Rob Koral 'Wild Hearts' (instrumental trio with Pete Whittaker & Jeremy Stacey) Album Review from Plunger
… And now for something completely different …
While I-IV-V plankspankers and blues rock shredders are ten-a-penny these days, Rob Koral’s inventive, cliché-averse guitar work with Zoe Schwarz Blue Commotion has always been beyond pentatonic pigeonholing. Making the best of enforced ‘free time’ during lockdown, Wild Hearts, a trio project with ZSBC’s equally-outside-the-box Pete Whittaker on keys and Jeremy Stacey (King Crimson, Scott McKeon) drumming, gives free rein to his skills and influences.

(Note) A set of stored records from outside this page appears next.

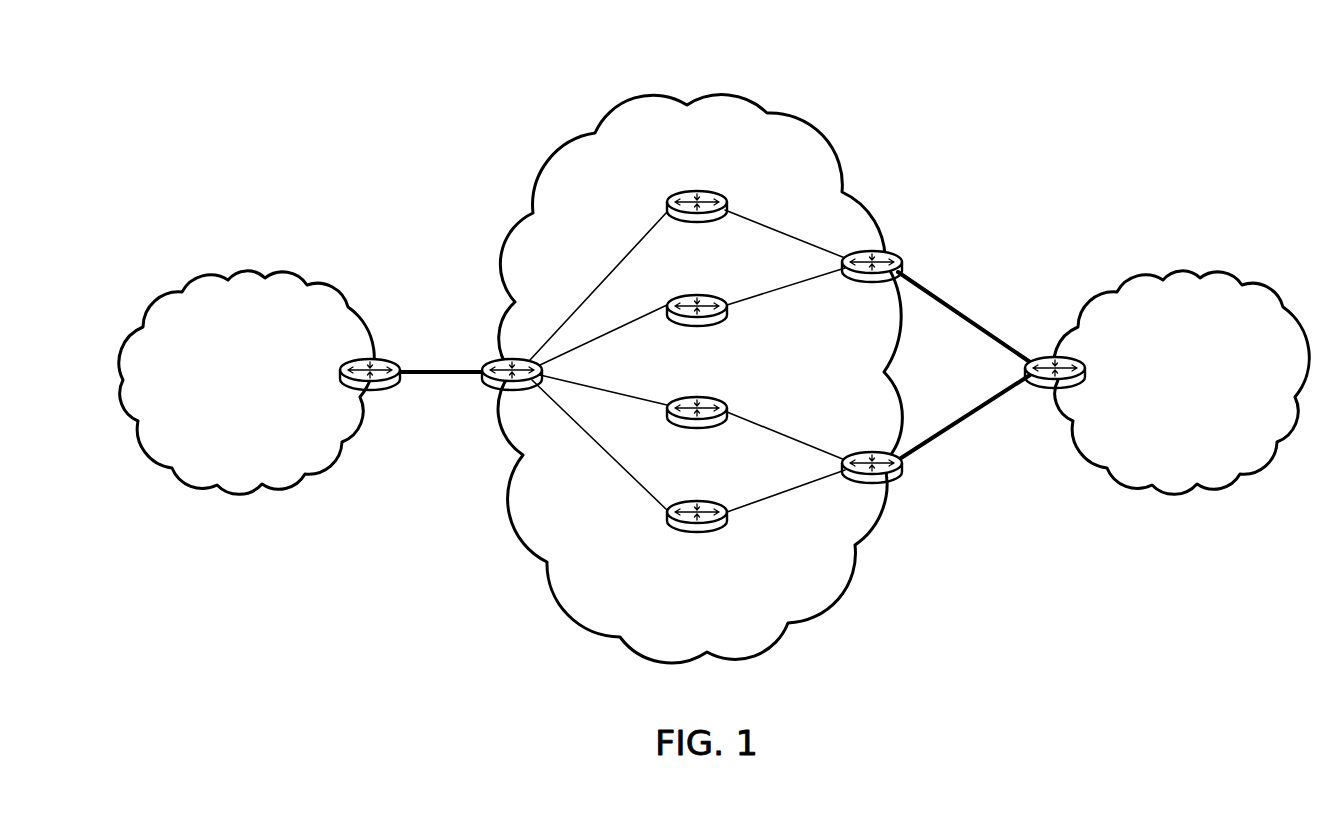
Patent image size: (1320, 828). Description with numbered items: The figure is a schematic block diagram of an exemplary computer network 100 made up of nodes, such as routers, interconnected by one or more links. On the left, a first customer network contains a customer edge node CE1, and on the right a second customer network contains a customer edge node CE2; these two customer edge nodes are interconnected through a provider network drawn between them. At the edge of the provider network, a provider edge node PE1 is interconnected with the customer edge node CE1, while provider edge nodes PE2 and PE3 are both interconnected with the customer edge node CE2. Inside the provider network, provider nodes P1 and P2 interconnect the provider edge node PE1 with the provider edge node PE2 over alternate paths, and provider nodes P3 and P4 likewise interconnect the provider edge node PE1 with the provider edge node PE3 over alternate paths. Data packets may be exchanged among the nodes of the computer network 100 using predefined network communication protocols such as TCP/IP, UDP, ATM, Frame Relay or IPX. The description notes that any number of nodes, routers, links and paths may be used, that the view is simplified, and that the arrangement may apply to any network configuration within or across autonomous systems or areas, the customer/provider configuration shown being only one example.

The computer network 100 is at (714, 343).
The customer edge node CE1 is at (340, 387).
The customer edge node CE2 is at (1085, 392).
The provider edge node PE1 is at (488, 354).
The provider edge node PE2 is at (905, 256).
The provider edge node PE3 is at (901, 487).
The provider node P1 is at (723, 228).
The provider node P2 is at (723, 331).
The provider node P3 is at (723, 433).
The provider node P4 is at (723, 536).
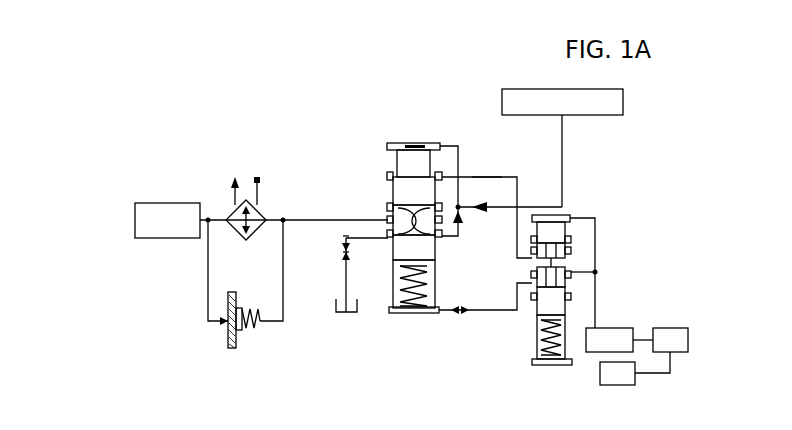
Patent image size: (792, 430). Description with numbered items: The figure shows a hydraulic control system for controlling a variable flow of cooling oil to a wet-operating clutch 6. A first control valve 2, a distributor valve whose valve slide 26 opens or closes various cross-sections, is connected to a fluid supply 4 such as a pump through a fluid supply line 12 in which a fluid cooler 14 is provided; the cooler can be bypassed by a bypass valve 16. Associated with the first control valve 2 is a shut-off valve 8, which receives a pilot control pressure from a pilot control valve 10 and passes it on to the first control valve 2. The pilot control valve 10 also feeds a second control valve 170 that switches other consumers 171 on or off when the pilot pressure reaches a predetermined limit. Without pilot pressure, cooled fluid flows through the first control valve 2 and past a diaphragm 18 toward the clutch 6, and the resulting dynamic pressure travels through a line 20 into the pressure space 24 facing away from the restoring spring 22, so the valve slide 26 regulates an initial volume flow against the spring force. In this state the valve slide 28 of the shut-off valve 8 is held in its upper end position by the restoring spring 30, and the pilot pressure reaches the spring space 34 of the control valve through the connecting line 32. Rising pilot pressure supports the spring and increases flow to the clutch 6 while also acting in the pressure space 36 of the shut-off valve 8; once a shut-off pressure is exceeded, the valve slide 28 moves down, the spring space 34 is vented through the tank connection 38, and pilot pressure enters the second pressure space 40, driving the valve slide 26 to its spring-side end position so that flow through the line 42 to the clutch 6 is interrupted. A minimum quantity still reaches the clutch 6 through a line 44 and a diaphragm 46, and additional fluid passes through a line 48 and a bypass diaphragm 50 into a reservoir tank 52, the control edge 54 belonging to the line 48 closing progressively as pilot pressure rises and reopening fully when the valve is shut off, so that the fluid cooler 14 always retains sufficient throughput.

The eight tracks on Wild Hearts, recorded in just six spur-of-the-moment hours, range from the lithe John Scofieldesque opener Show Me The Way to The Showdown’s brisk Bird’n’Diz ‘Jeepers Creepers’ deconstruction, and from The Beyond’s head-bobbing kick-and-guitar heartbeat the to the smoother, more vintage tones and 60s club dance groove of Funky ‘D’. Along with six originals, two ZSBC-staples get heftier reworks: Take Me Back is given a rocking lope with a bravura organ break and stinging lead lines taking Zoë’s vocal part; while Hold Tight takes the original (Hold On) on a power chord-driven ride-and-splash-rich joyride with healthy dollops of both fusion lead and flaring organ accents.
For Plunger the standout tracks are the two longest (we’re nothing if not predictable). Summer combines breezy-but-complex chords and hard-edged meaty organ for a superbly smoky fusion/prog hybrid with its solo judiciously balancing discursive flurries with calmer moments, climaxing in atonal exploration and an unsettling breakdown. The sophisticated Focus 3-style mini-suite of Saving Grace features a melodic, mournful theme that yields first to a Bach-tinged organ passage then a swinging ¾ jazz-prog excursion, then returning in spades before an expansive, trippy meander into a major-key coda complete with bird-call guitar, rolling keys-and-drum breakers and relaxed rallentando close.
The playing is stunning: Rob’s free-flowing guitar evoking not just Scofield but Stern, Loeb, Akkerman and Carlton amongst others; Pete’s keys run the gamut from Jimmy Smith and Billy Preston to Keith Emerson and Hugh Banton; and Jeremy’s drumming throughout is sublime, restless, tricksy or rock steady where required, matching his bandmates’ complexity but never intrusively. The sound is crisp, warm and highly professional courtesy of mixing and mastering by Jeremy’s brother Paul (Black Crowes, Oasis et al).
Lockdown has had very few upsides, but without it we might never have heard this excellent exposition of the DNA behind those refreshing, unexpected ZSBC solos. Wild Hearts is a perfect demonstration of why Rob is a bit different to your ‘run of the mill’ blues guitarists.